WZOB
- Fort Payne, Alabama; United States;
- Frequency: 1250 kHz
- Branding: Number One Country 1250

Programming
- Format: Country

Ownership
- Owner: Central Broadcasting Company, Inc.

History
- First air date: July 2, 1950

Technical information
- Licensing authority: FCC
- Facility ID: 9797
- Class: D
- Power: 5000 watts (day); 122 watts (night);
- Transmitter coordinates: 34°26′23″N 85°45′12″W﻿ / ﻿34.43972°N 85.75333°W
- Translator: 100.9 W265DS (Fort Payne)

Links
- Public license information: Public file; LMS;

= WZOB =

WZOB (1250 AM, "Number One Country 1250") is a radio station licensed to serve Fort Payne, Alabama. It is owned by Central Broadcasting Company, Inc. and broadcasts country music format.

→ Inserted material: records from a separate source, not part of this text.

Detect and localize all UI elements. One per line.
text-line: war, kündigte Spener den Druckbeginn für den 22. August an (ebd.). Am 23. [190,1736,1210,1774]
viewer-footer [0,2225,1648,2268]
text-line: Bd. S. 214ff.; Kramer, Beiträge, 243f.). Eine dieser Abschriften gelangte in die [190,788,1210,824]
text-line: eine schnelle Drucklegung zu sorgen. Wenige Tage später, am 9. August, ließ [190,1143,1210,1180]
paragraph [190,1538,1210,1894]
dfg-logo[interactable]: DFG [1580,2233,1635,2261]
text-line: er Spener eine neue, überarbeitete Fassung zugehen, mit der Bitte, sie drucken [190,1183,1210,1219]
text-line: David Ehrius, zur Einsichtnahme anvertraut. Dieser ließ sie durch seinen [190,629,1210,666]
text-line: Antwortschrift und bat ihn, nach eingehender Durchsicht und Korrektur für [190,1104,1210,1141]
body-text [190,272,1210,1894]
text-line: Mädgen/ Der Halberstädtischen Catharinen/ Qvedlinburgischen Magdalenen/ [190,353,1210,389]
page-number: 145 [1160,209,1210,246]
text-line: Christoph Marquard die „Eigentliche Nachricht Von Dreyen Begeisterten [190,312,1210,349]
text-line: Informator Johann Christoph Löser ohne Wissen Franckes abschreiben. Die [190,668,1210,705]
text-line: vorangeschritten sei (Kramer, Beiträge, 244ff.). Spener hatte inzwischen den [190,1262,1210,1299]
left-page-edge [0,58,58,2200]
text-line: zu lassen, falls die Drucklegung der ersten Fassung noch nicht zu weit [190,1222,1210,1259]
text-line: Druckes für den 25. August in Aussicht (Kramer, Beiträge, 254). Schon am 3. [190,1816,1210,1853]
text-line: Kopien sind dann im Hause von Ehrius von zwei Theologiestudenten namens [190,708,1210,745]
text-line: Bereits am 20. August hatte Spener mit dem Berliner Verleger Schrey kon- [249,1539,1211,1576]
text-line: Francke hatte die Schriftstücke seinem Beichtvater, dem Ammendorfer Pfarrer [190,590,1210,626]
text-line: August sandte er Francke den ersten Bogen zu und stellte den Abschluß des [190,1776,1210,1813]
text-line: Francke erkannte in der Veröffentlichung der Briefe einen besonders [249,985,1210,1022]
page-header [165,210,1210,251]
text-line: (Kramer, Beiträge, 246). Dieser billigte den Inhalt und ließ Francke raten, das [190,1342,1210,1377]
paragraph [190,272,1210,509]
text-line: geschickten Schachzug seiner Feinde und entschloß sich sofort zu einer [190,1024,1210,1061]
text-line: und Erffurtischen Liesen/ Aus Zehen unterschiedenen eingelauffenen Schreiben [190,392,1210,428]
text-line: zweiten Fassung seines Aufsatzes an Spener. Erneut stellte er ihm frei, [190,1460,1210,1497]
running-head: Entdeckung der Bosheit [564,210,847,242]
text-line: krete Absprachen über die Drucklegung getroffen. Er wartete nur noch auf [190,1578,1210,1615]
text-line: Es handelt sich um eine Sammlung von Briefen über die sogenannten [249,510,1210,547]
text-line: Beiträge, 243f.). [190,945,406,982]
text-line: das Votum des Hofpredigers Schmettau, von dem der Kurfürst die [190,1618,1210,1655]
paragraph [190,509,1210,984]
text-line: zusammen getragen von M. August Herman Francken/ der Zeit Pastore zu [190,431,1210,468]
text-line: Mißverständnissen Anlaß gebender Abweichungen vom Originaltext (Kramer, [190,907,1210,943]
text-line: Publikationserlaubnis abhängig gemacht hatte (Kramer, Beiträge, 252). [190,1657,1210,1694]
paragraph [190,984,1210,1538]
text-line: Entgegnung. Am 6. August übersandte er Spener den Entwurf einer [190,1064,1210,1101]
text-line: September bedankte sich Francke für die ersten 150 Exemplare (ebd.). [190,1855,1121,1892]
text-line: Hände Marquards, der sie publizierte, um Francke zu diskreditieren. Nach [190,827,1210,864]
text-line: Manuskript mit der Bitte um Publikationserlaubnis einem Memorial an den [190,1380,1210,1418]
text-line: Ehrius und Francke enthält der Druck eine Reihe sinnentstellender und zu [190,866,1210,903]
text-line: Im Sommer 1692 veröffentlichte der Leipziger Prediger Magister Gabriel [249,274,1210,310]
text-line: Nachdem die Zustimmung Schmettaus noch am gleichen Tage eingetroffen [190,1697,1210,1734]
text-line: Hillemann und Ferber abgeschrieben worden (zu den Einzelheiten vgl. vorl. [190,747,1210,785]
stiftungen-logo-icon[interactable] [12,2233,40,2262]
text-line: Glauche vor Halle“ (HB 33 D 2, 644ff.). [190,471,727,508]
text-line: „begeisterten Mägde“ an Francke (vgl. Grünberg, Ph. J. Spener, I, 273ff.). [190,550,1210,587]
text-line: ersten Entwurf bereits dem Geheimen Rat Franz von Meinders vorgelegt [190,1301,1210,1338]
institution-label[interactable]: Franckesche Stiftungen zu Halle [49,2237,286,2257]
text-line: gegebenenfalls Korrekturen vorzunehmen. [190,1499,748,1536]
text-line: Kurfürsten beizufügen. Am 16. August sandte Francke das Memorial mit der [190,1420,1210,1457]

Originally owned by Glenn M. Gravitt, the station opened July 2, 1950. The call letters, WZOB, came from Zella Octavia Buttram, the daughter of Johnny Buttram (an advisor to Gravitt and brother of Pat Buttram, the well-known radio and TV comedian), and were requested from and assigned by the Federal Communications Commission.

The Louvin Brothers album Songs That Tell A Story is drawn from songs recorded live on a morning WZOB show in the 1950s.